Entering the winemaking business is not for the faint of heart. Doing so with no prior experience, on the edge of a desert where temperatures hit 50 degrees Celsius (122 degrees Fahrenheit), might be considered foolhardy. But for Rudie van Vuuren, the gamble paid off.

Van Vuuren is the managing director of Neuras Wine and Wildlife Estate, 140 miles south of Windhoek, Namibia. Situated in the foothills of the Naukluft Mountains, on the fringe of the Namib Desert, the boutique operation is, according to its owners, the driest vineyard outside of the Atacama Desert in Chile. Wrangling a hostile climate as well as hungry baboons, Neuras has plotted a journey from amateur enthusiasm to award-winning winemaking, putting this remote corner of Africa on the grape-growing map.

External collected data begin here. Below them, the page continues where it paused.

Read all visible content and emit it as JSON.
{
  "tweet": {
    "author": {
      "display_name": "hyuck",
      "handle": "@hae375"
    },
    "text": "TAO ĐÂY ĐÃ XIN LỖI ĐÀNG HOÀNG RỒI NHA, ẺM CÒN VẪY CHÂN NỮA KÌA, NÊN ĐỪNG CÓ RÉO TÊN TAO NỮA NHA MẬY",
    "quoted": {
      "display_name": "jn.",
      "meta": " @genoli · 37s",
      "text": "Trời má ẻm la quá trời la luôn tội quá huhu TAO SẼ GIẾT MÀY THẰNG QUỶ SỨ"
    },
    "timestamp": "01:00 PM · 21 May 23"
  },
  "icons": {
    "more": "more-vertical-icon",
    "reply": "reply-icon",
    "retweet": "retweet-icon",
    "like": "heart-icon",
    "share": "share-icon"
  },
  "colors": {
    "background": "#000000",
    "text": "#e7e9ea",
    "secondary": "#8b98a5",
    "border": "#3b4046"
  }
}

In recent years the tiny vineyard has won international medals, including golds and double golds, for its red wine, ruby dessert wine and “nappa” (a spirit similar to grappa).

The winery manager says that none of this would have happened without the unlikely help of a leopard called Lightning.

Van Vuuren had lived multiple lives before pursuing winemaking. A medical doctor who was also a member of the Namibian national cricket and rugby teams —and who played at World Cups in both sports — he became a conservationist.